Cottage Grove SOLV Event a Success

From the Front page of the CG Sentinel:

Grovers clean up despite stifling heat
Posted: Tuesday, May 20th, 2008

Despite the grueling 90-degree weather, more than 50 volunteers helped beautify Cottage Grove Saturday for the annual Down By The Riverside citywide cleanup event.

“I feel very fortunate that 50 people showed up today in the heat,” Community Coordinator Teresa Cowan said.

The City of Cottage Grove teamed up with the Coast Fork Willamette Watershed Council and the event sponsor, SOLV, to engage in restoration projects throughout the community .

The volunteers picked up trash and removed ivy and blackberries at local worksites, including Coiner Park, East Regional Park, Silk Creek Park, Riverside Park and the Row River Trail.

Cowan said the event was not only to give the City a face-lift , but also to educate the community about invasive plant and weed removal. “We’re trying to tackle those issues teach them, educate them,” she said.

After the four-hour event, the volunteers were treated to a barbeque in Coiner Park for their hard work and dedication to keep the City clean. Judd Van Gorder of Carousel House Catering supplied the food, and random drawings for prizes were also held.

All of the prizes and snacks were donated from local businesses, like Safeway, Ray’s Food Place, Wal-Mart , Costco, the Bookmine, Shoestrings, Shady Oaks and Fleurde-Lis . Cowan is amazed at the donations this year from the community , especially in this hard economic time.

“I’ve been pretty touched by the generosity of the people again,” she said.

Loren Goodman, a member of the Kiwanis’ Aktion Club, volunteered his time to pick up trash around the city because he thought it was a good thing to do.

And his work paid off he won a prize at the barbeque for finding the weirdest piece of trash.

Although Goodman believes the citywide cleanup was successful, he wishes that more people in the community had volunteered their time as well. Last year, more than 150 people participated in the event.

“It would have helped, but they probably had something else to do on a nice sunny day,” he said.

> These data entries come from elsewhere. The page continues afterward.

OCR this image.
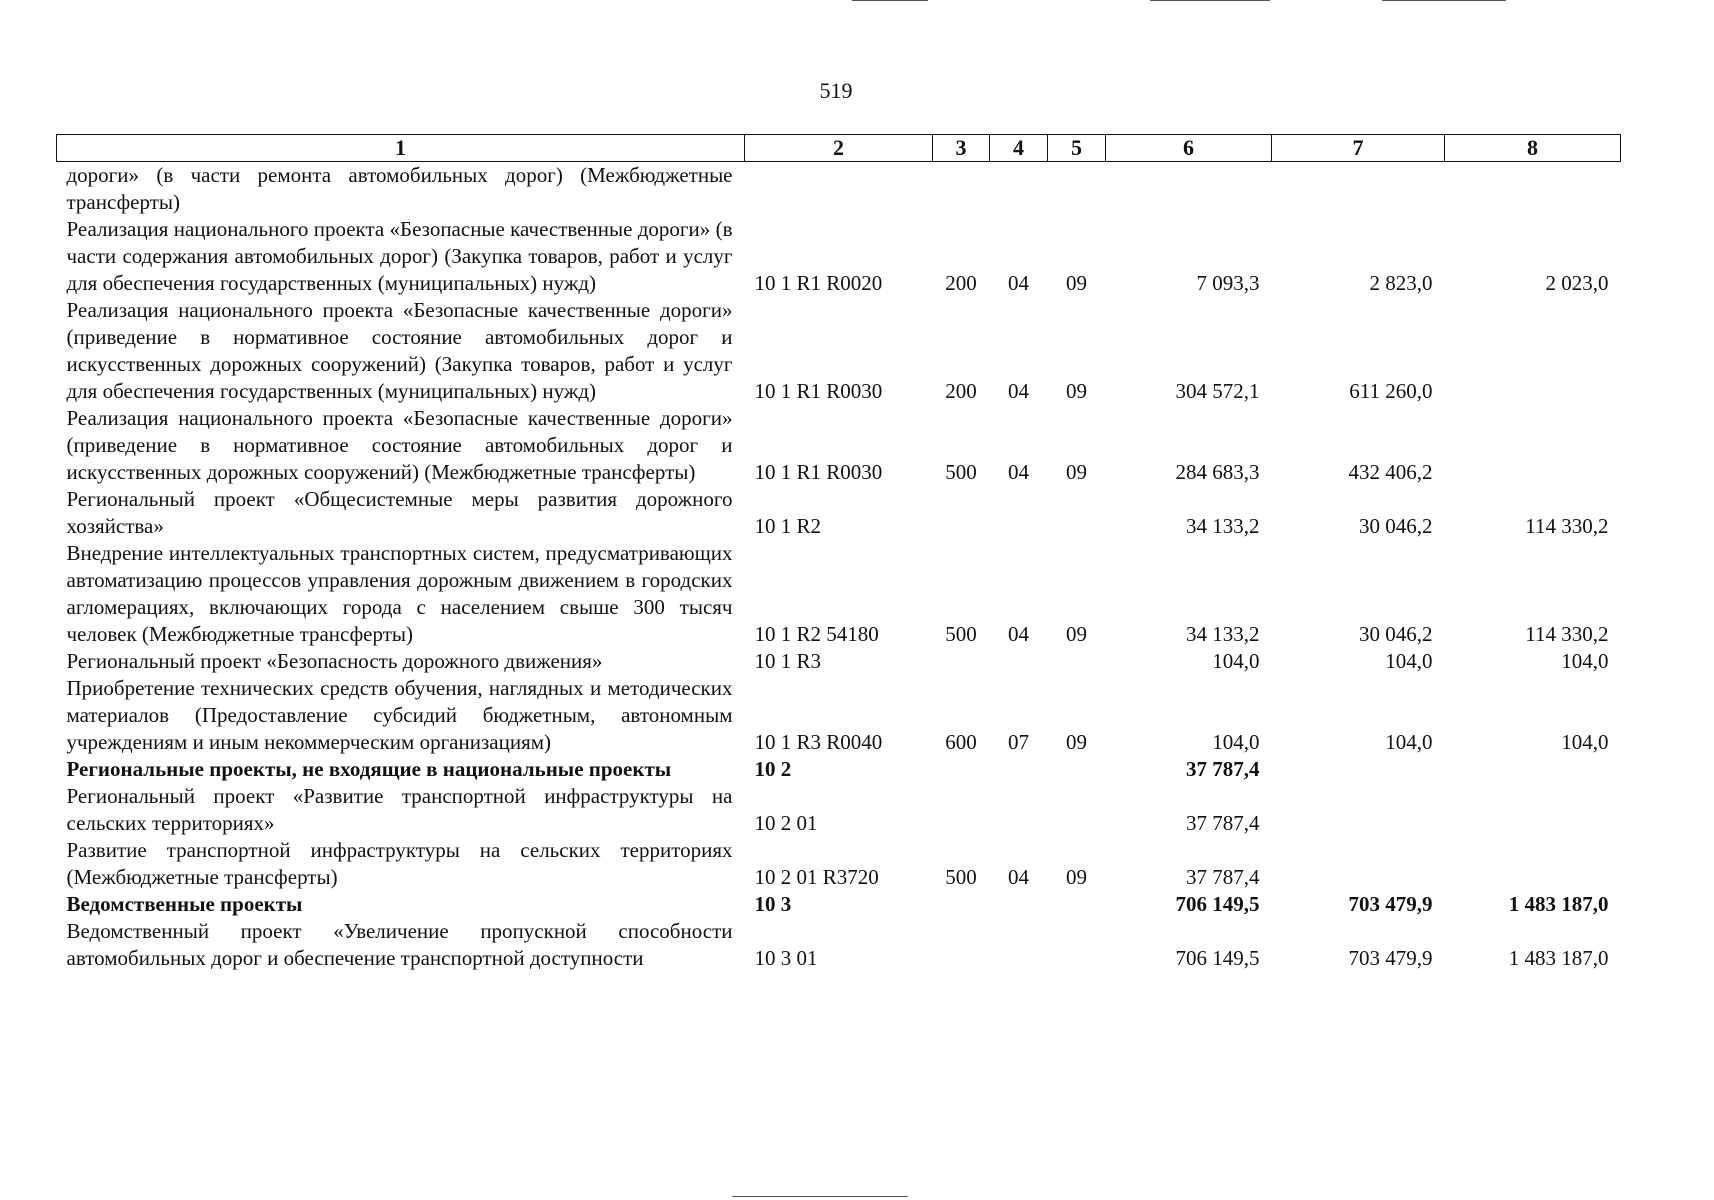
519
1	2	3	4	5	6	7	8
дороги» (в части ремонта автомобильных дорог) (Межбюджетные трансферты)							
Реализация национального проекта «Безопасные качественные дороги» (в части содержания автомобильных дорог) (Закупка товаров, работ и услуг для обеспечения государственных (муниципальных) нужд)	10 1 R1 R0020	200	04	09	7 093,3	2 823,0	2 023,0
Реализация национального проекта «Безопасные качественные дороги» (приведение в нормативное состояние автомобильных дорог и искусственных дорожных сооружений) (Закупка товаров, работ и услуг для обеспечения государственных (муниципальных) нужд)	10 1 R1 R0030	200	04	09	304 572,1	611 260,0	
Реализация национального проекта «Безопасные качественные дороги» (приведение в нормативное состояние автомобильных дорог и искусственных дорожных сооружений) (Межбюджетные трансферты)	10 1 R1 R0030	500	04	09	284 683,3	432 406,2	
Региональный проект «Общесистемные меры развития дорожного хозяйства»	10 1 R2				34 133,2	30 046,2	114 330,2
Внедрение интеллектуальных транспортных систем, предусматривающих автоматизацию процессов управления дорожным движением в городских агломерациях, включающих города с населением свыше 300 тысяч человек (Межбюджетные трансферты)	10 1 R2 54180	500	04	09	34 133,2	30 046,2	114 330,2
Региональный проект «Безопасность дорожного движения»	10 1 R3				104,0	104,0	104,0
Приобретение технических средств обучения, наглядных и методических материалов (Предоставление субсидий бюджетным, автономным учреждениям и иным некоммерческим организациям)	10 1 R3 R0040	600	07	09	104,0	104,0	104,0
Региональные проекты, не входящие в национальные проекты	10 2				37 787,4		
Региональный проект «Развитие транспортной инфраструктуры на сельских территориях»	10 2 01				37 787,4		
Развитие транспортной инфраструктуры на сельских территориях (Межбюджетные трансферты)	10 2 01 R3720	500	04	09	37 787,4		
Ведомственные проекты	10 3				706 149,5	703 479,9	1 483 187,0
Ведомственный проект «Увеличение пропускной способности автомобильных дорог и обеспечение транспортной доступности	10 3 01				706 149,5	703 479,9	1 483 187,0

NextStep Recycling set up a recycling station at the Umpqua Bank parking lot for area residents to recycle their old computers and other electronic waste.

“It’s been pretty good,” NextStep Manager Enid Lefton said. “It’s steady.”

About 40 vehicles stopped by to recycle various electronics, including computers, monitors, televisions, stereos and printers.

NextStep will test and clean items with reuse potential and donate them to those who do not have access to technology, while the damaged and obsolete equipment will be recycled at its facility in Eugene.

“Mostly, people are just really happy to have some place to take their electronics when they’re done with them,” Lefton said.

Even though the number of volunteers for the cleanup was lower than previous outings, Cowan trusts that community involvement will increase in the future as the word spreads.

“I believe it will continue to build,” she said.